The money management strategies you use in your trading can often make or break your account. If you let your account drawdown get too big, then you are going to find it very hard to get back to being profitable.
Drawdown is a crucial part of Forex trading and being able to control it will help you find trading success.
In this post we look at exactly what drawdown in your Forex trading is, how to calculate it and the three tips you can use to minimize it so you don’t blow your account.
What is Drawdown in Forex Trading?
Drawdown in your Forex trading is the amount your account loses from it’s peak.
For example; if you had an account balance of $50,000, but you now only have $25,000, then you suffered a drawdown of $25,000.
Drawdown is a key measurement in your trading because if you let it get out of hand you can quickly put a large hole in your account. If this hole gets too big it can be hard to come back from and to move back to profitability.
How to Calculate Forex Drawdown
Forex drawdown is normally calculated from the account peak to the account trough or bottom.
For example, see the image below. In this example the peak was $3,000 before the account suffered a drawdown to $1,500.
This drawdown amounts to losing 50% of the account.
Whilst it is fairly simple to manually calculate your account drawdown, there are some very handy calculators and tools that will automatically do this for you.
You can use tools like MyFxBook where you can connect your trading account and all of your trading history including your drawdown information will be automatically shown.

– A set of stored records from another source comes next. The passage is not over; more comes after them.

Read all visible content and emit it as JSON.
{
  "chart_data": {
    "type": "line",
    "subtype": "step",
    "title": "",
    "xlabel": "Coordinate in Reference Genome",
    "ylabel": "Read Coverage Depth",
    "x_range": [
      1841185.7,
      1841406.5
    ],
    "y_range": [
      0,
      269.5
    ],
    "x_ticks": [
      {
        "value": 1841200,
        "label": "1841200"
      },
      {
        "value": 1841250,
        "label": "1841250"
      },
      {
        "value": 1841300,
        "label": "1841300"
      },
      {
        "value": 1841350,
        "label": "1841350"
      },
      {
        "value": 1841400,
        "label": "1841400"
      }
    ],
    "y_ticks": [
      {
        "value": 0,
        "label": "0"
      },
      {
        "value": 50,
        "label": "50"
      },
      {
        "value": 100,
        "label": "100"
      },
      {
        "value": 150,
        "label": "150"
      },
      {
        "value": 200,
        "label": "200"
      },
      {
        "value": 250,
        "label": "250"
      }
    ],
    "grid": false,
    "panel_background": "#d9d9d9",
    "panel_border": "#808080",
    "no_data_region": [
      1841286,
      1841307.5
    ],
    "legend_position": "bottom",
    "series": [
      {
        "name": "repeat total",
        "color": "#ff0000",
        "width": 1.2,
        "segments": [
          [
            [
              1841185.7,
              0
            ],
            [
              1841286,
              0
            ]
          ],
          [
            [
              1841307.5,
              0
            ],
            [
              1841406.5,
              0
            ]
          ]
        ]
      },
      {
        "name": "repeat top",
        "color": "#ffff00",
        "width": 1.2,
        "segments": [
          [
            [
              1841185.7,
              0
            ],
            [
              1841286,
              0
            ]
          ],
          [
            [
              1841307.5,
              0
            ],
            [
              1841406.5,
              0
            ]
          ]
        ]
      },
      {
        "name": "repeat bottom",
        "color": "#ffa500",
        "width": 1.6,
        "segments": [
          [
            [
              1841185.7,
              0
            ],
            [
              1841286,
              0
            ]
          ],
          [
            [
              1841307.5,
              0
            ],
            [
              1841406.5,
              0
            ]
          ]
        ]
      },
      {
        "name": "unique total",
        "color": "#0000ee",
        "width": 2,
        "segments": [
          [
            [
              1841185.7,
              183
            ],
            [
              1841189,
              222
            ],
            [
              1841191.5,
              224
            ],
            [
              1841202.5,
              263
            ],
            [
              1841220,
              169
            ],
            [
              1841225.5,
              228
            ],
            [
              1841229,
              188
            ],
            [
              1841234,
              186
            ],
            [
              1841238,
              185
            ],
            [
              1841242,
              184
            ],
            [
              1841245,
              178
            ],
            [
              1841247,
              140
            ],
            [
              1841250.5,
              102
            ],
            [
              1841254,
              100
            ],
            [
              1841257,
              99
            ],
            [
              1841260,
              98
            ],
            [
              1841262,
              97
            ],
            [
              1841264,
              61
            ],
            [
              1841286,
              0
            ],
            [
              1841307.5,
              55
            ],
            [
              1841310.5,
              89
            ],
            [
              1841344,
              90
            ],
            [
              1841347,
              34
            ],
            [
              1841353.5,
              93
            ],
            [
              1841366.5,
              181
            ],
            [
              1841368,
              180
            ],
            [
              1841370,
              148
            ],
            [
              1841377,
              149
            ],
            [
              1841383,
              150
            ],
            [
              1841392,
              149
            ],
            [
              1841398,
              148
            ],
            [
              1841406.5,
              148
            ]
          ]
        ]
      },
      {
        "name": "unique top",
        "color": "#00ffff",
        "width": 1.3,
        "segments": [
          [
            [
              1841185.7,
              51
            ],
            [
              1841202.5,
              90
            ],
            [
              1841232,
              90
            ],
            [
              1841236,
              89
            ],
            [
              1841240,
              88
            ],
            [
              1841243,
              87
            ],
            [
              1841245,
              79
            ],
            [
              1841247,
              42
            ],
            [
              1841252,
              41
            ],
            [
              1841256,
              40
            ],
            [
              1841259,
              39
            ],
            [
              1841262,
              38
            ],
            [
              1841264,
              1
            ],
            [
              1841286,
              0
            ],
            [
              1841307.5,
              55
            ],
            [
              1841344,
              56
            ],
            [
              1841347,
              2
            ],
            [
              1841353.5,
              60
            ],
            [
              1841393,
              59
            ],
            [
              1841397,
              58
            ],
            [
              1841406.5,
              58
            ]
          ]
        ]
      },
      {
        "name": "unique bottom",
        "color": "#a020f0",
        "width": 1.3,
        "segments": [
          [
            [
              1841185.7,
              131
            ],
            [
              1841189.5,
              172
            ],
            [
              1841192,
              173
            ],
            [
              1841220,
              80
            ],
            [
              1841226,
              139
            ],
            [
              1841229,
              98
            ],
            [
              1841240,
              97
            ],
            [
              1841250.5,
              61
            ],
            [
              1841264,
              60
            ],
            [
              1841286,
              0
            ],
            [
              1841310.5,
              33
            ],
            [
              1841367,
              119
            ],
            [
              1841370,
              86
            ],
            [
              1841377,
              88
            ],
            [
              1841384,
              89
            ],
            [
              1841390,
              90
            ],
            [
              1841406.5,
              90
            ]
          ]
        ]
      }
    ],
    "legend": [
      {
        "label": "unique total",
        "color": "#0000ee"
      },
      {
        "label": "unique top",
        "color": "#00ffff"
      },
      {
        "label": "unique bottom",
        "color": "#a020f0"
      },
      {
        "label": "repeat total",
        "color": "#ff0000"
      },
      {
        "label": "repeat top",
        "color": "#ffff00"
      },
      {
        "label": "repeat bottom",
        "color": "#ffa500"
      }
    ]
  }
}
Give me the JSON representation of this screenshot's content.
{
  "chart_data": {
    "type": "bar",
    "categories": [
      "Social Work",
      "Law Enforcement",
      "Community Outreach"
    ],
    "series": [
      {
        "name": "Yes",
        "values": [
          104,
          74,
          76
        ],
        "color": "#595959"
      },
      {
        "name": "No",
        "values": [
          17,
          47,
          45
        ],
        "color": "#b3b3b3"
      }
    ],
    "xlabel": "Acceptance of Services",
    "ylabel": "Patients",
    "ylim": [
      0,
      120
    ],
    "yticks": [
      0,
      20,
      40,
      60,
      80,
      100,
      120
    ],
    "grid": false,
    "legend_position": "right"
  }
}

Using a Forex Drawdown Calculator
One of the easiest ways to calculate your drawdown is by using a calculator.
Trading Heroes has a drawdown calculator that can show you your potential maximum drawdown. This is calculated by taking into account your key trading statistics such as your win rate and how much you risk per trade.
Another very helpful tool that can help you from blowing your trading account is a risk of ruin calculator.
With the risk of ruin calculator you can see exactly what the likelihood is of you suffering a large account setback with different trading outcomes. For example, the results will be different depending on your risk amount, your reward per trade and how high your percentage win rate is.
What is an Acceptable Drawdown Level?
The acceptable level that you should let your account drawdown will vary between the different styles of traders. It will also vary between how comfortable each trader is with risk.
The trader who is scalping the markets, making many trades each session and risking 5% each trade is a lot more likely to see a large drawdown compared to the trader risking only 0.5% each trade and swing trading.
With that said, the scalper is also a lot more likely to be okay with taking on the higher risk knowing that it comes with the potential for higher rewards. The longer term swing trader is more likely to be conservative and looking to minimize any potential drawdown.
Another thing that will factor into the acceptable drawdown levels is the size of the account. The larger the account, the less percentage you need to risk each trade to still make good money. This means that drawdown on larger accounts will often be smaller because the amounts being risked are often smaller in percentage terms.
How to Reduce Your Drawdown
Traders normally lose money when trading Forex for the same reasons. It is also these same reasons that lead to large account drawdowns. If you can learn to minimize these errors, then you can start to reduce your drawdown.
#1: Minimize Your Account Risk
Often many traders are risking far too much of their accounts each trade. This is the simplest thing you can do right now to minimize your drawdown levels.
Obviously, the more you risk, the more you could profit. However, on the flip side; the more you could lose.
If you are making multiple trades each day, then there is no need to risk any more then 1% maximum of your account.
If you make three trades per day, that is 15 trades per week. That works out to be risking 15% of your account each week.
#2: Learn to Cut Your Losses
This is another very simple strategy that often is not followed. Just cutting your losses when you should can help your account drawdown massively.
Most traders know when they should be cutting their losses. They have either worked out a stop loss point before entering the trade or they know the logical point where they should exit.
The hard part is actually pulling the trigger and closing the trade whilst the loss is still small and has not blown out of proportion.
#3: Walk Away When Things Go Wrong
You don’t need to trade every day or every week for that matter. There will always be another trade to make.
If you experience a losing streak or a large account drawdown, take a break.
Take time to figure out what has gone wrong and turn the charts off for a while.
When you are ready to get back into it, ease back in on a demo account to re-test your strategy before risking real money again.
Learning to walk away and take a break can have a major impact on your trading. It can even help if you are making profits, just to freshen your mind and to stay sharp.